By Claire Walla
At a press conference in Washington D.C., Robert Groves, director of the U.S. Census Bureau, unveiled the first round of official U.S. population statistics. The results were unsurprising, revealing a U.S. population increase of about 9.7 percent—a relatively low incline, which was expected in the wake of this decade’s economic decline—and a decrease in population for the state of New York.
More specific numbers revealing the finer details of population trends concerning race, age and gender won’t be unveiled until February 2011. However, the bureau did release the results of its 2005 – 2009 American Community Survey, which uses a sample population to predict population trends on a local level.
According to the results, Sag Harbor Village trends mirror the state in that it has seen its population decrease since 2000. The total population of Sag Harbor Village in 2009 was predicted to be around 1,968, which is a 345-person decrease from the official 2000 Census results.
However—at 1,135—North Haven Village has seen a drastic population increase since the 2000 Census, when official estimates were 743. Noyac has also seen a spike in its population, increasing 568 over its 2000 estimates to a grand total of 3,264.

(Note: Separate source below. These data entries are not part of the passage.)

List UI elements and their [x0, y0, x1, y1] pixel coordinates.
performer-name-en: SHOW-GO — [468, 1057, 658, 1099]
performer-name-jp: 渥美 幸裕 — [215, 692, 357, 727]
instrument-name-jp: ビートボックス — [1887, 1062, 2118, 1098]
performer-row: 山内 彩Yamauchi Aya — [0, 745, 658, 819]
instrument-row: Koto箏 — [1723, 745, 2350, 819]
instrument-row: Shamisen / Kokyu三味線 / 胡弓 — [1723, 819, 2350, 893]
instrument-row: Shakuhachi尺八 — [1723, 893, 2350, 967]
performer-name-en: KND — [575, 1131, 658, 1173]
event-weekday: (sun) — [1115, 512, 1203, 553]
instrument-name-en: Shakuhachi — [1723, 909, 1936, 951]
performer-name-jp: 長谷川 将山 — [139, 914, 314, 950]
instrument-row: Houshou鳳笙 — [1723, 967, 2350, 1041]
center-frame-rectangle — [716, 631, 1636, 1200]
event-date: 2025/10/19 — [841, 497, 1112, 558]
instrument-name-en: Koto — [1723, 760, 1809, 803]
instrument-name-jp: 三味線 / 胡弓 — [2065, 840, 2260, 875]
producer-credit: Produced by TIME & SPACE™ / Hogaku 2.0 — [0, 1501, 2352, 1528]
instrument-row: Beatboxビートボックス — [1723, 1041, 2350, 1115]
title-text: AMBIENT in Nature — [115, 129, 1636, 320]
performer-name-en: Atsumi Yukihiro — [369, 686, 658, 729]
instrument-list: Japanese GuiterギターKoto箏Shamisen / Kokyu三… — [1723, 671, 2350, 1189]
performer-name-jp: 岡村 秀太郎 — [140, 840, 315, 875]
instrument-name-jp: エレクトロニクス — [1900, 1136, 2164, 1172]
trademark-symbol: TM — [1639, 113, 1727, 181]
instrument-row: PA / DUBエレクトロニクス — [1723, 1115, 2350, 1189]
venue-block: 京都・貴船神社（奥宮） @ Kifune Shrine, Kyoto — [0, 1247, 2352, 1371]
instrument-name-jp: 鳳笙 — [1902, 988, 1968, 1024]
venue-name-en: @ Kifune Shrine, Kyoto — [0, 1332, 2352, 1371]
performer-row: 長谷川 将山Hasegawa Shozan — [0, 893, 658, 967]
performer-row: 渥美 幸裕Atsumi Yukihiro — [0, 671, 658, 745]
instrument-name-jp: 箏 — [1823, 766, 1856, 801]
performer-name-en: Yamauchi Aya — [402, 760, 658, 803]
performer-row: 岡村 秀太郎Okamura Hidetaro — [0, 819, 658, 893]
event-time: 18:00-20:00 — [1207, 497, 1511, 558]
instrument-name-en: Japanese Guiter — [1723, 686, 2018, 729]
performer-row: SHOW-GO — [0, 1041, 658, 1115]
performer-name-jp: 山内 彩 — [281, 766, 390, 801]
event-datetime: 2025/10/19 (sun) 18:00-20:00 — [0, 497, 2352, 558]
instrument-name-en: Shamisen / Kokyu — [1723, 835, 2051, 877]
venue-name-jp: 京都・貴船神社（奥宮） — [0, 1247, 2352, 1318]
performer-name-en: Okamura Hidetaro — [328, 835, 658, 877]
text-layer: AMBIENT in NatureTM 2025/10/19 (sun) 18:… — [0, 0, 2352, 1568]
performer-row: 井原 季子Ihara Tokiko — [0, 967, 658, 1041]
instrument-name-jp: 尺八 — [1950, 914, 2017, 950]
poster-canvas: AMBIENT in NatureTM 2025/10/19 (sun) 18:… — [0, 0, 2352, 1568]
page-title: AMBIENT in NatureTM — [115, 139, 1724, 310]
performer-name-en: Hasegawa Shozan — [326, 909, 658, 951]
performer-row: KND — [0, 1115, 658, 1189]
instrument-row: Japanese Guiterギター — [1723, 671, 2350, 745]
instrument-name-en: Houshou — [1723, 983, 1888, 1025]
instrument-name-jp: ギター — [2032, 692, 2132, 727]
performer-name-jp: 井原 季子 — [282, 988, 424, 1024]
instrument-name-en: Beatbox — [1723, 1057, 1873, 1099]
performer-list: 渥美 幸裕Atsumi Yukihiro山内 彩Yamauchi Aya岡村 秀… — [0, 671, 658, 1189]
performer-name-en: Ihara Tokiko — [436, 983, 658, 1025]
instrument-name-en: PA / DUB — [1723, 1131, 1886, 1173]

Based on the ACS, there are no “Black or African American” residents reportedly living in North Haven or Noyac, which, if accurate, marks a change from 2000 Census data which reported three “Black of African American” residents in North Haven and 26 in Noyac.
In a surprising estimate, the Hispanic and Latino population in Sag harbor is shown to have dropped from its official 2000 tally of 169 to a mere 65 in 2009, a total that represents Mexican, Puerto Rican and Ecuadorian populations. It’s important to note that this fact is presented with a margin of error plus or minus 75. But even taking that into consideration, if the estimated Latino population is increased by that 75-person margin, it would still remain 29 people short of the 2000 estimate.
Dan Hartnett, a Sag Harbor School Board member and a social worker at East Hampton High School, said he thinks the Hispanic and Latino population in East Hampton has risen over the past decade and there are “probably more” Latinos in Sag Harbor now than there were in 2000. Just this year, the Sag Harbor School District announced a 50-percent increase in English-as-a-Second-Language students, the vast majority of whom are Spanish-speaking.
Of the ACS results Hartnett agrees with, however, is the increase in Sag Harbor’s Ecuadorian population. In 2000, that number sat at nine people. Based on the 2009 results of the ACS, however, that population is up to 24.
“That is the population,” Hartnett said and adds that there are particularly a lot of people from a small city called Cuenca in Ecuador.
“That tells me that people from Cuenca have followed cousins [and other relatives] here to the East End,” he noted.
Other population shifts from 2000 to 2009 reveal that all race populations in Sag Harbor have decreased in the last 10 years. The “White” population dropped from 1,984 to 1,763; the “Black or African American” community decreased from 172 to 63; and the “Asian” community saw a big drop from 22 to five.
As for gender stats, women outnumber men in Sag Harbor Village 991 to 772 and the median age for women is 47.4, while for men it’s 49.8 (this marks a shift from 2009 when women were reportedly older than men, on average). Women also outnumber men in both North Haven and Noyac, with margins similar to what they were in 2000.
Of the reported 999 households in Sag Harbor Village, 289 of the 419 family-owned households are owned by men and 130 are owned by women. However, for the 580 non-family households, the dynamic shifts: 224 are owned by men, while the majority, 336, are owned by women.
In terms of ancestry, Germans dominate the statistics at 417 reportedly in Sag Harbor Village, which is 61 more than the number of people who reported English heritage. Irish and Italian roots are a close third and fourth at 246 and 317.
In an interesting estimate of Sag Harbor residents’ time spent commuting to and from work, the vast majority (240) of the 1,063 people who reported their travel times claimed to log brief five-to-nine minute commutes. The numbers are relatively high for those who clock between 10 and 60-minute routes, then dip down again before spiking to 197 for those who claim to travel more than 90 minutes to get to and from their place of work.
The Census Bureau cautions that the results of the American Community Survey aren’t completely accurate; but, as Groves pointed out, the ACS is “rich in data.”
“Using these results in combination [with the 2010 Census results] is a wonderful way to [examine] this data.”